Likewise, so long as one does not expect Mozartian characterisation, the drama
can be dealt with – at least on that level. Its Orientalism is undoubtedly
problematical for a modern audience, but that may prove a spur to interesting
stage direction. (I shall leave that matter just for the moment.) We should,
moreover, consider this an interesting early work, had Schubert lived longer.
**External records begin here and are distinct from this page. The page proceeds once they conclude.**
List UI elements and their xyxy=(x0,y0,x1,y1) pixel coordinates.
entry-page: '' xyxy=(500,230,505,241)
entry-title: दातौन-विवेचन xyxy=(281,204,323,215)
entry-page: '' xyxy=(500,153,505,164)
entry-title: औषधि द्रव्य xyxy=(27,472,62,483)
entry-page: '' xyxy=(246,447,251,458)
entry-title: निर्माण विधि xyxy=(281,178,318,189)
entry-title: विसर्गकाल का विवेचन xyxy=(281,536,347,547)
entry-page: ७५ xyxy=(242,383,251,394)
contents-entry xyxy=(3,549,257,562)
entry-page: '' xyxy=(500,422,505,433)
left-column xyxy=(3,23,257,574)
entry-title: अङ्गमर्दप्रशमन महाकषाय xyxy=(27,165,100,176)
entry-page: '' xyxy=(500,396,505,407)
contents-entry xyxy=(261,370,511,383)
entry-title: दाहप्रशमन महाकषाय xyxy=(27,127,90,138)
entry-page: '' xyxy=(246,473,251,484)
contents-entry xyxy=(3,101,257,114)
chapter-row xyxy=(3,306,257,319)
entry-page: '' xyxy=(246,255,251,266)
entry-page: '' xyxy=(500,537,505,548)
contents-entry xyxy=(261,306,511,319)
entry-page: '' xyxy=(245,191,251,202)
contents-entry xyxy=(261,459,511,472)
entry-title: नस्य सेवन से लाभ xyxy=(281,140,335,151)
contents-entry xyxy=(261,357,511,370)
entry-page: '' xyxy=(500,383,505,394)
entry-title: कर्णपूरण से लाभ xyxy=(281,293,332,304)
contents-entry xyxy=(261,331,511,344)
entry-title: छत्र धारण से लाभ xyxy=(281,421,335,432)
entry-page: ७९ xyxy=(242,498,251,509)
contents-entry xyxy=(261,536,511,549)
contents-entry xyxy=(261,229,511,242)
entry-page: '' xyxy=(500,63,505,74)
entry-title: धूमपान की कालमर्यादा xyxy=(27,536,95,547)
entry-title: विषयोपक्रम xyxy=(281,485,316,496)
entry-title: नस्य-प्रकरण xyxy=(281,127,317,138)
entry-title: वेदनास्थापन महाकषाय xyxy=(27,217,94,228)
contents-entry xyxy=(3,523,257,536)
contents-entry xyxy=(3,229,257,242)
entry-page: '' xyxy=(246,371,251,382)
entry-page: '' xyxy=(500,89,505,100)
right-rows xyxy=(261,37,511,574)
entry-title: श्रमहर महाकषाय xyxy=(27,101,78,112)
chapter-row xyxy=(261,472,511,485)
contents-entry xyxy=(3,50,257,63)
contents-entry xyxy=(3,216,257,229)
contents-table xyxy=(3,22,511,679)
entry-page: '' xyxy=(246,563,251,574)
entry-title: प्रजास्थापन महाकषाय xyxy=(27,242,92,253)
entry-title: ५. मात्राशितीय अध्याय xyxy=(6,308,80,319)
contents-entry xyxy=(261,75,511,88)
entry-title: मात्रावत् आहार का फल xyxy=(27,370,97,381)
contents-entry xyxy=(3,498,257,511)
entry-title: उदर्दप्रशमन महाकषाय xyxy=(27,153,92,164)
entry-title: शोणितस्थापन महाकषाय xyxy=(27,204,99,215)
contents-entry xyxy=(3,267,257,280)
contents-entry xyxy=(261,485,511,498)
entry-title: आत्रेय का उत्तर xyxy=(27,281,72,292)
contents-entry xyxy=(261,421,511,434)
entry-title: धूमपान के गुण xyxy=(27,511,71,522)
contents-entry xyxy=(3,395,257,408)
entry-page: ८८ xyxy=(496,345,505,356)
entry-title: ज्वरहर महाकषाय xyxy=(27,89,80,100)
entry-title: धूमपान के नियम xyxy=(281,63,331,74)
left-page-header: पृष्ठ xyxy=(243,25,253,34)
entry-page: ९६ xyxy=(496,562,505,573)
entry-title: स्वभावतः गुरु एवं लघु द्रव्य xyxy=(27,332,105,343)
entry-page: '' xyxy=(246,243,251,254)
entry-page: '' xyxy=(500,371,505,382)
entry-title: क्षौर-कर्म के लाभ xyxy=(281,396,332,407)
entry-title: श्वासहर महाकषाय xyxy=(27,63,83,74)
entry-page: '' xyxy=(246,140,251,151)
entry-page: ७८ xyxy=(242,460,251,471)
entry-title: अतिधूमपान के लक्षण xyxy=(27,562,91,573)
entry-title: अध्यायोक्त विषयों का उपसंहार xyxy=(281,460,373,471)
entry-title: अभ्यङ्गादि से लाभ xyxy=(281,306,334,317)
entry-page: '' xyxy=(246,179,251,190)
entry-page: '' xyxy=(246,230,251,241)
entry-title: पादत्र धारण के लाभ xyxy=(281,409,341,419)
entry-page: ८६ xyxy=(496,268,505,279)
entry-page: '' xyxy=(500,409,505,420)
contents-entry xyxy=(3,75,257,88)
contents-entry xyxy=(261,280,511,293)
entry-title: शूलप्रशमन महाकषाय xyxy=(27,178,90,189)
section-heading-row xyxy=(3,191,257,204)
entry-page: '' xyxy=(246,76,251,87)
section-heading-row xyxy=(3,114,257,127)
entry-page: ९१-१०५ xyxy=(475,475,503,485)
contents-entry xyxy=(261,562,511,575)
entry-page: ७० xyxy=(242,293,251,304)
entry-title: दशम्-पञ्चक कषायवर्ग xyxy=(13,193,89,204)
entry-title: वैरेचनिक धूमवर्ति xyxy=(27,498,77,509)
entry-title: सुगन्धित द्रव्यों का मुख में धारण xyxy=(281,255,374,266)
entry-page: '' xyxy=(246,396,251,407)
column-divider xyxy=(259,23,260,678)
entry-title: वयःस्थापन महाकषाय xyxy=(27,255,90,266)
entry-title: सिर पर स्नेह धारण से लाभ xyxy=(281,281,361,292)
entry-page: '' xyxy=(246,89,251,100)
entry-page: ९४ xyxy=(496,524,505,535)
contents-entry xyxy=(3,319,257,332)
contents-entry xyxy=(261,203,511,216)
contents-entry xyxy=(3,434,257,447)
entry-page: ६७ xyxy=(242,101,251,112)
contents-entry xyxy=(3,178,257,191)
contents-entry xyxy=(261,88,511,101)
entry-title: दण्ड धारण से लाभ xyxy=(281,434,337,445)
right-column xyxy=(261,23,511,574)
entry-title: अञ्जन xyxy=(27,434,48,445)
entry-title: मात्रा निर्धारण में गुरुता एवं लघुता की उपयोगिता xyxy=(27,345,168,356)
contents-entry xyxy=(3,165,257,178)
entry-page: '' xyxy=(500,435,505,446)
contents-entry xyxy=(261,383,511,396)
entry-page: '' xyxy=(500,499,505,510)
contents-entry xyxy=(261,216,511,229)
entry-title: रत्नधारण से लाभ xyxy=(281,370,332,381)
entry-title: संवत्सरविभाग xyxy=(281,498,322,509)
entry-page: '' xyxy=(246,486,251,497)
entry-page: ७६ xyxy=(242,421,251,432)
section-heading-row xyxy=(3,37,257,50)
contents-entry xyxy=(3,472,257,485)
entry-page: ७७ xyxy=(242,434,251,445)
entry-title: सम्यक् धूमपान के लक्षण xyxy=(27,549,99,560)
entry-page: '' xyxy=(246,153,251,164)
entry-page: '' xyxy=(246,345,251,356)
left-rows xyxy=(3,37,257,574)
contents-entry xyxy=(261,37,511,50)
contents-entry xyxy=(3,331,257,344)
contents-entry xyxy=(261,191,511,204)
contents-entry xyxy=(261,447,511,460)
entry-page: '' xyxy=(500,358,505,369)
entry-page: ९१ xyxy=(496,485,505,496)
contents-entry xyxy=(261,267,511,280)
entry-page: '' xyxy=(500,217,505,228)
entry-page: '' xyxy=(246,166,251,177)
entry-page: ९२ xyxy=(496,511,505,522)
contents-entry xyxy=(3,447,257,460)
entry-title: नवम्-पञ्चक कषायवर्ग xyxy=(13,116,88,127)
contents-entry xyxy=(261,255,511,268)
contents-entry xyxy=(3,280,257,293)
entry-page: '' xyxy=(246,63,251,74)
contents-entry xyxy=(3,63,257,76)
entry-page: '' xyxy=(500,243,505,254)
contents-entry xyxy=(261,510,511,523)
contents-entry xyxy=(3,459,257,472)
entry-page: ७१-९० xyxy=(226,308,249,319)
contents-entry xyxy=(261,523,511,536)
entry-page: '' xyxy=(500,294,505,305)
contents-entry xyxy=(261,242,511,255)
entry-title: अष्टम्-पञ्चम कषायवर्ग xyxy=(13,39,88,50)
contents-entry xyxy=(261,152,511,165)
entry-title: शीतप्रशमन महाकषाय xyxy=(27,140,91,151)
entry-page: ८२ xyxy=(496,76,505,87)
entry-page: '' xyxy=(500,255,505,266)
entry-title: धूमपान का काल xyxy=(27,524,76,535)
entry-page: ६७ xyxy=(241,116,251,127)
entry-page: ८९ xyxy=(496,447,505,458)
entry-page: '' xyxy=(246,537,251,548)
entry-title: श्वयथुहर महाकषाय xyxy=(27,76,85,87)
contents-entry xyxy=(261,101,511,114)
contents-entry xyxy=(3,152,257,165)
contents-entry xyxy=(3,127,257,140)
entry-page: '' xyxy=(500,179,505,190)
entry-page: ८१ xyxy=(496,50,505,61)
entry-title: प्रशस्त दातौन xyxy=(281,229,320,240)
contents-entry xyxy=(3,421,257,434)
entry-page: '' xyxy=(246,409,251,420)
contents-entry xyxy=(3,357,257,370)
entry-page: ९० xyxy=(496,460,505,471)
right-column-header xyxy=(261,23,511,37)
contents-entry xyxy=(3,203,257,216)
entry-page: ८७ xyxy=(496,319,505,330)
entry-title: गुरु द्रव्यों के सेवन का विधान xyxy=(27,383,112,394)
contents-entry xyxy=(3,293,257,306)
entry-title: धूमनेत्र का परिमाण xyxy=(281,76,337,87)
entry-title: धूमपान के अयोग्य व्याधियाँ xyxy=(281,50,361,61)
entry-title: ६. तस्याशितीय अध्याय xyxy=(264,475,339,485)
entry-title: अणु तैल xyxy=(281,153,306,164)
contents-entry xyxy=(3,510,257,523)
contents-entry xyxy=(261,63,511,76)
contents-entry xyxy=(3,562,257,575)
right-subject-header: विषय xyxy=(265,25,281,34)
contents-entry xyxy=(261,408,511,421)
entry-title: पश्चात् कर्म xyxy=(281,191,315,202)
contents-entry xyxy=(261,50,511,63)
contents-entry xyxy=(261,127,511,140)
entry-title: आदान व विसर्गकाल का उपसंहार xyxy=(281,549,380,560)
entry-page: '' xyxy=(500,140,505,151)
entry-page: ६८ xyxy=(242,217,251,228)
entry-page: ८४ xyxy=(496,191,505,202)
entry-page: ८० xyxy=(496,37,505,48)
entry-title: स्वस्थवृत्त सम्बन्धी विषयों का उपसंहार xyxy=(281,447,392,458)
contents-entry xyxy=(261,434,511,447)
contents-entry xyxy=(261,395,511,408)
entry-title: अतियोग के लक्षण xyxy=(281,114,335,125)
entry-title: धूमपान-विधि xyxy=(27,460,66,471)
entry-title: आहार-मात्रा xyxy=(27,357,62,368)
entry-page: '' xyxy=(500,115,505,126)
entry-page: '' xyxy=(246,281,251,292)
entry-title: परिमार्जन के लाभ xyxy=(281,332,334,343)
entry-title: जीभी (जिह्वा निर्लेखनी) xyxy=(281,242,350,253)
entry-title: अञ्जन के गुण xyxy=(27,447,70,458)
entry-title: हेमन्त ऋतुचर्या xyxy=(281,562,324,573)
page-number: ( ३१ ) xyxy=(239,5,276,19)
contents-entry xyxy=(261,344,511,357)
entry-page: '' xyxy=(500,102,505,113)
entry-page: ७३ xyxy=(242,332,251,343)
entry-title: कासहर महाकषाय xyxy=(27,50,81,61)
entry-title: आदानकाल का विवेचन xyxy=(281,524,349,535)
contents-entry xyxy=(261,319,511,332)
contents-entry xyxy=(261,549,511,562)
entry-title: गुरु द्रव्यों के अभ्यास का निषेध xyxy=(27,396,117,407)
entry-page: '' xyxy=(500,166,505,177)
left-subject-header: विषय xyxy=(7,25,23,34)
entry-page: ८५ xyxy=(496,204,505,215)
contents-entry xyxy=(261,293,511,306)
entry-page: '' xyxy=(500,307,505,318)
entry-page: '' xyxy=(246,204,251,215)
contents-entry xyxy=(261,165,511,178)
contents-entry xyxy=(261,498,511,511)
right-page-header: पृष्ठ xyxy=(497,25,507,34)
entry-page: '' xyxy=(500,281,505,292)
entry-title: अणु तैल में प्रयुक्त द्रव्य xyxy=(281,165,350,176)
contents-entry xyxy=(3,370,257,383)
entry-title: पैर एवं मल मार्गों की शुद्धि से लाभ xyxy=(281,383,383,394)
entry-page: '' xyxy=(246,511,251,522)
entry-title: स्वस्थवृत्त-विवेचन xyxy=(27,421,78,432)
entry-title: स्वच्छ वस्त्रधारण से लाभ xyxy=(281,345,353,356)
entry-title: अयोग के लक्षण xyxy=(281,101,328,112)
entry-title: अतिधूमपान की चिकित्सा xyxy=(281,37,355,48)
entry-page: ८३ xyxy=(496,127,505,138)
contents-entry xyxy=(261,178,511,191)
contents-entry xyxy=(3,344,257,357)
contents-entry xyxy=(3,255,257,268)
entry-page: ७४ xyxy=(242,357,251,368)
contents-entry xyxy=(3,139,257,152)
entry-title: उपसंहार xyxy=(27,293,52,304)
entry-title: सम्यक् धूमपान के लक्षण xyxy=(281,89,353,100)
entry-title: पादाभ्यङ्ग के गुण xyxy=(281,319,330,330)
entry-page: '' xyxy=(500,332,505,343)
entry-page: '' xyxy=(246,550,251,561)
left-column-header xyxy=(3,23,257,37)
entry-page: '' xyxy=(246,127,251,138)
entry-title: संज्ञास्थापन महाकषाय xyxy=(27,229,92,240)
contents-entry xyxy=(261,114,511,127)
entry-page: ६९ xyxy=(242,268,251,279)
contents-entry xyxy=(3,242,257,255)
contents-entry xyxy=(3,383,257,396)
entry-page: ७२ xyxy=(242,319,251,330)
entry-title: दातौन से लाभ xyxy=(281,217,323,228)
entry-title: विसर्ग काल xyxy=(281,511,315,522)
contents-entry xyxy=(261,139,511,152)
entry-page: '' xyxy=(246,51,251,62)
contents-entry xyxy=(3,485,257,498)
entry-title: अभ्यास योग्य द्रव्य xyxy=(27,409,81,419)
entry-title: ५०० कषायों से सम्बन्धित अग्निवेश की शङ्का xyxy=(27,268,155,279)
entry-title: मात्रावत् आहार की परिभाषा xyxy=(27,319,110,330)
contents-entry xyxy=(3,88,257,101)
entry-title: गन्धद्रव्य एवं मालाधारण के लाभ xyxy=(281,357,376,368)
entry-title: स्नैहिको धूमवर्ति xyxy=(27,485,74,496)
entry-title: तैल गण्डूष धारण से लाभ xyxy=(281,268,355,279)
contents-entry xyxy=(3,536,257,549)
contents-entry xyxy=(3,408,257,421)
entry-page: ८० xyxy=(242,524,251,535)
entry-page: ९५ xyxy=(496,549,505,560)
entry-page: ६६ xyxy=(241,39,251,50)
Of course, we have what we have, and there is no point in performing something
on the basis that we are sure the composer would eventually have written
something better, but it is perhaps a particular reason for charitable
reception in this case. The work as it stands is in any case a manifestly
better work than many from the same period, and indeed from later, which
continue to hold the stage. Less than top-drawer Schubert remains infinitely
preferable to any Donizetti or Verdi.
Florinda (Dorothea Röschmann), Eginhard (Benjamin Bernheim), Roland (Markus Werba), chorus |
Other than Schade, the
principal problem lies with Peter Stein’s production. Whatever has happened to
him? I have heard tales, all of them rueful, of his recent stagings, but admit
to wondering whether they might have been exaggerated, or at least to whether there
might be more to salvage. Alas not. The stage business often resembles a
well-budgeted school play. There are cod-mediæval costumes and flimsy
backdrops, which most would have thought so ludicrous that they must be
intended to be sent up, or deconstructed. And that is about it. Of
deconstruction there is not a sign. There is certainly no attempt to address
the ‘Orientalist’ problem. Does Stein really think it does not matter? One
shudders to think how he might approach The
Merchant of Venice. It may be an all-too-obvious
route, but a setting in the contemporary Middle East would surely have offered
more opportunity for reflection than this. Watching Stein’s staging seems less
a matter of viewing through a time warp, than of capitulation to those who
think that productions of the past were simply a matter of ‘pretty’ stage
design and costumes. There is no denying the drawback of the staging, but at
least one was free to imagine what might have been, or what might yet be. The
music was the thing, and it was well served.